# From Hartshorne's Geometry: Euclid and Beyond: intersections of four circles forming a cyclic quadrilateral?

I'm trying to go through the section of Newer Results in Hartshorne's Geometry: Euclid and Beyond.

This particular exercise has been bugging me for a good while: My first approach was to show that the perpendicular bisectors of $A'B'$ and $A'D'$ intersect at the same point as the perpendicular bisectors of $A'B'$ and $B'C'$. I figured since the center of the circle circumscribed around a triangle has its center at the intersection of the three perpendicular bisectors, this would show that $A'$, $B'$, $C'$ and $D'$ would all be on the same circle. However, I didn't see any way to show this.

I also tried extending $A'D'$ and $A'C'$ down into the circle containing $D$, $D'$ and $C$ with hopes that it $\angle D'A'C'\cong\angle D'B'C'$, but this seemed like a dead end also.

I'm going a little mad, if any one sees a possible solution, I'd be quite grateful. Thanks.
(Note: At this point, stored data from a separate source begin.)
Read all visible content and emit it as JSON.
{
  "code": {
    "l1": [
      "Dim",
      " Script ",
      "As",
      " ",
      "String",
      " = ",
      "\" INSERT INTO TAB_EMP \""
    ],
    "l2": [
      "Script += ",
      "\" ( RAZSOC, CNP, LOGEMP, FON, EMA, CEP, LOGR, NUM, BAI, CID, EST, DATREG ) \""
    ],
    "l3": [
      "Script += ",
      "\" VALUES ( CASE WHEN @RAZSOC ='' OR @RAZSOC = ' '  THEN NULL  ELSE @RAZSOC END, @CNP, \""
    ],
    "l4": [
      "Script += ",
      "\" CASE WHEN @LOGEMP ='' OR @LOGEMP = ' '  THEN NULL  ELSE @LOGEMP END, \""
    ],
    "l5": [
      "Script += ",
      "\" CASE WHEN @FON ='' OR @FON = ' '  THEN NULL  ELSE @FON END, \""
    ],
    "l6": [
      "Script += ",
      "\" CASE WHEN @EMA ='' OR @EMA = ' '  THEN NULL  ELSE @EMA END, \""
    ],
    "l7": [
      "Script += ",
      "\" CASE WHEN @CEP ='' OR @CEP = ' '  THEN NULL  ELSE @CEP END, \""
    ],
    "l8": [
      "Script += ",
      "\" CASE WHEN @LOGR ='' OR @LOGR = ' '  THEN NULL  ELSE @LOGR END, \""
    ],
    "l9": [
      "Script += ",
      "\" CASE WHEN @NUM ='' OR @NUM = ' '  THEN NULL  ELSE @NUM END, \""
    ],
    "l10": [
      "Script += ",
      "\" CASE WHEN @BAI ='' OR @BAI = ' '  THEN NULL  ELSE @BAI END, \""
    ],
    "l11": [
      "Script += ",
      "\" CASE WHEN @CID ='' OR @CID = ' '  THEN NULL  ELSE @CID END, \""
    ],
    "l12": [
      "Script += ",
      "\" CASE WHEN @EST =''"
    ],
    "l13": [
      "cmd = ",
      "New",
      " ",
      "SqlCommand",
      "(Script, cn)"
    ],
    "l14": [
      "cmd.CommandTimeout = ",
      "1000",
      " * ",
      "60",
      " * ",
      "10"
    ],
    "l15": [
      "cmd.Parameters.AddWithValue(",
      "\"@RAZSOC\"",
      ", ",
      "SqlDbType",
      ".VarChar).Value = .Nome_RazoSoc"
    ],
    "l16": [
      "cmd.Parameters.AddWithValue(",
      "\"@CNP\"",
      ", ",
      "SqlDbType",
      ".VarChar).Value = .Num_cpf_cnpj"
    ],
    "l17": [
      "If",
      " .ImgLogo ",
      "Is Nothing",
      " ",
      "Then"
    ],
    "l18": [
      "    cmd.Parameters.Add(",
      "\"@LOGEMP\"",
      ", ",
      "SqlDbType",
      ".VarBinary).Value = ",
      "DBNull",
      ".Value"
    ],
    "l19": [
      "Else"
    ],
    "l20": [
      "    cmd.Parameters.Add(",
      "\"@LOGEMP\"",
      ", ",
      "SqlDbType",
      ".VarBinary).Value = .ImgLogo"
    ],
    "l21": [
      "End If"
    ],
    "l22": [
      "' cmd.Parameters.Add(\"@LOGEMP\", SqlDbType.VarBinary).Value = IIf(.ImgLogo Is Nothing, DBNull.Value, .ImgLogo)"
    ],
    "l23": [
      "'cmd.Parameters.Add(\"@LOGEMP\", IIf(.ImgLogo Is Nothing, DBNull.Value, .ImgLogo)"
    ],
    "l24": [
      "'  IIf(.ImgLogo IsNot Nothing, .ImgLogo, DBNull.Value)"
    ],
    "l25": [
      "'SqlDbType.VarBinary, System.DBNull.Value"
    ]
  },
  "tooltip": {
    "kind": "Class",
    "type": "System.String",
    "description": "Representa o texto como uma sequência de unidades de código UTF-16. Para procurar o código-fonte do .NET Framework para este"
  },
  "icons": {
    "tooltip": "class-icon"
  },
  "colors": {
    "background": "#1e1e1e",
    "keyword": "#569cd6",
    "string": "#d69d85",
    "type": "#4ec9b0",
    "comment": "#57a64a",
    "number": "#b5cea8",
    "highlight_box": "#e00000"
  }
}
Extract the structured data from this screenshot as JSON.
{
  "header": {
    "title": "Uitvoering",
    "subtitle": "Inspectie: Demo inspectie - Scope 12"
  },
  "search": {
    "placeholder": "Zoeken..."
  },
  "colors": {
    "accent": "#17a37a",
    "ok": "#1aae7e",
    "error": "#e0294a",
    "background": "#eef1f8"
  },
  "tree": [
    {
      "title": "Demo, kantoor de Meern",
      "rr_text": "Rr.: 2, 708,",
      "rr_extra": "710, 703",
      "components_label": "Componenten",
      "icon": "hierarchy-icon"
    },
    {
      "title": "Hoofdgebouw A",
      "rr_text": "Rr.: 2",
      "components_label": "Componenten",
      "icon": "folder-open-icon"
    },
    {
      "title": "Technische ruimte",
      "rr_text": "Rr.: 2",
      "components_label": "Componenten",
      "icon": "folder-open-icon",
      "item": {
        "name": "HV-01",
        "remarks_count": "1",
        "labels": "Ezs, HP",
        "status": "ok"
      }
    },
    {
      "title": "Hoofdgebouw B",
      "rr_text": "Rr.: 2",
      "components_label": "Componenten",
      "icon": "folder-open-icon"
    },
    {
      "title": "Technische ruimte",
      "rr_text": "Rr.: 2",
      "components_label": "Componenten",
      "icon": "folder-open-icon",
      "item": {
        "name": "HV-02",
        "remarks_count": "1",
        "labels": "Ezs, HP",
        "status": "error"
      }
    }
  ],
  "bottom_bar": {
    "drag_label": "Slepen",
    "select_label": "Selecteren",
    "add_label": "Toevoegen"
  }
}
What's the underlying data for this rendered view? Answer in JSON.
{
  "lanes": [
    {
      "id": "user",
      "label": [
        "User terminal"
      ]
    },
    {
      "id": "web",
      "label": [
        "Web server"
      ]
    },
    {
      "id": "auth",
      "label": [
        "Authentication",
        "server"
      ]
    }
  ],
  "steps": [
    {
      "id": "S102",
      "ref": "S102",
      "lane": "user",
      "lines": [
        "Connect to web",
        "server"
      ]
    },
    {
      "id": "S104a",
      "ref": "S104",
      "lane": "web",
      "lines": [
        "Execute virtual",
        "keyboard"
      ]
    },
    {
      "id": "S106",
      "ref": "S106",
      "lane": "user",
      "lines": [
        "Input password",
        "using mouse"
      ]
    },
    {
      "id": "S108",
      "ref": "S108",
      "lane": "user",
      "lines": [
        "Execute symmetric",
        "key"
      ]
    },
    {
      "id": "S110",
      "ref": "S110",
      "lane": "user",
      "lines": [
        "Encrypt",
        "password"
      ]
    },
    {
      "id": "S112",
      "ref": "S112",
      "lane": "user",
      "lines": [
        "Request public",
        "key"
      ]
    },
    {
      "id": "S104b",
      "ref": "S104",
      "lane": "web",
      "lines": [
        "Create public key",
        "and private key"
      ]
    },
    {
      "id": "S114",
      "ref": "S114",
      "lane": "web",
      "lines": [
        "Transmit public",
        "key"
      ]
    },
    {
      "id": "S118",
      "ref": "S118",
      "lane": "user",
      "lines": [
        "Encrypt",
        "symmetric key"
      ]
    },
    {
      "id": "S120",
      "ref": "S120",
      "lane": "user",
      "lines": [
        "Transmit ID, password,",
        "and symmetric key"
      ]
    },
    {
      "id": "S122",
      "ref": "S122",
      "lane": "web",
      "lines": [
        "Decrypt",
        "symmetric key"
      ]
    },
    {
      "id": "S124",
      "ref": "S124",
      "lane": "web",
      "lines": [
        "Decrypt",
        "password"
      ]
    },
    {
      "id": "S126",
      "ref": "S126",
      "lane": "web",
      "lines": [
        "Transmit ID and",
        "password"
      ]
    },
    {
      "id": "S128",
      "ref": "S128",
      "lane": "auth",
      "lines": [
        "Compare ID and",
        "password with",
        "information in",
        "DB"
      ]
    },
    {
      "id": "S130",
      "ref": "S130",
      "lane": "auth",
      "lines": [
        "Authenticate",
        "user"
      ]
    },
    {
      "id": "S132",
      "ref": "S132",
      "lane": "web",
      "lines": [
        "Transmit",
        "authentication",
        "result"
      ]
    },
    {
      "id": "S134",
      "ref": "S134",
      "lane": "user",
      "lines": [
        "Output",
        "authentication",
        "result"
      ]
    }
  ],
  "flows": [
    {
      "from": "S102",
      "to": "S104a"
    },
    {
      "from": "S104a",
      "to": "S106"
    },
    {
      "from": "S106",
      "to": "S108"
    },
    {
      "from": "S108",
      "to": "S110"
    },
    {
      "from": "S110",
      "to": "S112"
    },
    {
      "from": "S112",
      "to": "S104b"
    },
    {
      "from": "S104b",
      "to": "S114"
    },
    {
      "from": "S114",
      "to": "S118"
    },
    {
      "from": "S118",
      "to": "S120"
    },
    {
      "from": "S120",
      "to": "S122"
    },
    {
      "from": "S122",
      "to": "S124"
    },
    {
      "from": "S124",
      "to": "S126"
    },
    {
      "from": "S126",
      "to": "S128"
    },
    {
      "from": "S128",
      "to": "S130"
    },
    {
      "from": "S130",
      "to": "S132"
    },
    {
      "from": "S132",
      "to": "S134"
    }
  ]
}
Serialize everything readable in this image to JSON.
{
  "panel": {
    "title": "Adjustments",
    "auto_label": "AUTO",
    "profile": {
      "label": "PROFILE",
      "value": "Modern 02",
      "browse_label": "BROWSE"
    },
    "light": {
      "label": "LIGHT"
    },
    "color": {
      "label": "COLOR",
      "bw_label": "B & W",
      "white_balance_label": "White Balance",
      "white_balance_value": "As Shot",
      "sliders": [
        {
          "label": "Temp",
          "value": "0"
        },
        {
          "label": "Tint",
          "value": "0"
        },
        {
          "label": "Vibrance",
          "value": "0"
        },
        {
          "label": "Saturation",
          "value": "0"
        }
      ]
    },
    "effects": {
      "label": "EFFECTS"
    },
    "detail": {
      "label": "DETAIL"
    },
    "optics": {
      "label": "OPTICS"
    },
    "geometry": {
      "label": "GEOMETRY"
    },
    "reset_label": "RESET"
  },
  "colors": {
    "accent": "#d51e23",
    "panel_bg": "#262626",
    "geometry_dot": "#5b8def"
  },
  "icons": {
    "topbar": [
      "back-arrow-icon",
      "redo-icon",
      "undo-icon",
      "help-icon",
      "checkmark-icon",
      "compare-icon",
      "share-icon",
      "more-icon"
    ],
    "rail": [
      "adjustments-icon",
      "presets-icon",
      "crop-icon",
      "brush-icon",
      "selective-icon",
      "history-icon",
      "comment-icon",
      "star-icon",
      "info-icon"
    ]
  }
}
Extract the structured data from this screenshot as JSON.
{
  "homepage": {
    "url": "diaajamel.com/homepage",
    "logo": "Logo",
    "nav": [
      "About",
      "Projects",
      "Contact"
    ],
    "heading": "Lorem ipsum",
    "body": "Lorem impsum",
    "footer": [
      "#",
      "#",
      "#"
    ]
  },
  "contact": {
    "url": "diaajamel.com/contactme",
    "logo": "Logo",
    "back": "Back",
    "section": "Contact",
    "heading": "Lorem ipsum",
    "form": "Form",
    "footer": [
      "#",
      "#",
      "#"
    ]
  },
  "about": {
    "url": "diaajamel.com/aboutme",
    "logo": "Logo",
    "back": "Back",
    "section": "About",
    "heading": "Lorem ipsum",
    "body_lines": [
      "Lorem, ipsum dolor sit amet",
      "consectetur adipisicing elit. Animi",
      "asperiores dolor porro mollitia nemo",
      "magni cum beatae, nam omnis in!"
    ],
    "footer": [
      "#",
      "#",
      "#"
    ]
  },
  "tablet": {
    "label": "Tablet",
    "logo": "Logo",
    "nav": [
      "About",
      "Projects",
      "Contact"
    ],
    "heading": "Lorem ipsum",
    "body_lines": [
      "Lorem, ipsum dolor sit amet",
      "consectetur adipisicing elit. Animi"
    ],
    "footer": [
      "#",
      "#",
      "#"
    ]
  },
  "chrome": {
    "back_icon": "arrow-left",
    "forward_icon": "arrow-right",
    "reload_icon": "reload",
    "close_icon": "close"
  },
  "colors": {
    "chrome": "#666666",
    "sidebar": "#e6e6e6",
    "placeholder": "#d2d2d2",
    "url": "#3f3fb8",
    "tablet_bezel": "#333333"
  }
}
• Dear yunone, you might want to clarify (maybe in the title) that the "Hartshorne" book you are referring to is not the (in)famous "Algebraic geometry" (which is what initially sprang to mind for me at least). – Akhil Mathew Feb 20 '11 at 1:50
• @Akhil, done! I'm sure his Algebraic geometry is quite beyond me. – yunone Feb 20 '11 at 1:54

1. Let $\beta = \angle A'B'C'$ and $\delta = \angle A'D'C'$. We want to show that $\beta + \delta = \pi$. Draw the sides of the five quadrilaterals $AA'B'B$, $BB'C'C$, $CC'D'D$ and $DD'A'A$ as well as $ABCD$ into the picture. By assumption, these quadrilaterals are cyclic, hence opposite angles are supplementary (add up to $\pi$). We have \begin{align*} \beta & = 2\pi - \angle A'B'B - \angle BB'C' = (\pi - \angle A'B'B) + (\pi - \angle BB'C') \\ & = \angle A'AB + \angle C'CB. \end{align*} Similarly, $\delta = \angle A'AD + \angle C'CD$. Therefore $\beta+\delta = (\angle A'AB + \angle A'AD) + (\angle C'CB + \angle C'CD) = \angle DAB + \angle DCB = \pi$ as we wanted.
2. Compute the cross ratio $[A',B',C',D']$ and show that it is real by using that the cross ratios $[A,B,C,D]$ and $[A,A',B',B]$, $[B,B',C',C]$, $[C,C',D',D]$ and $[D,D',A',A]$ are all real.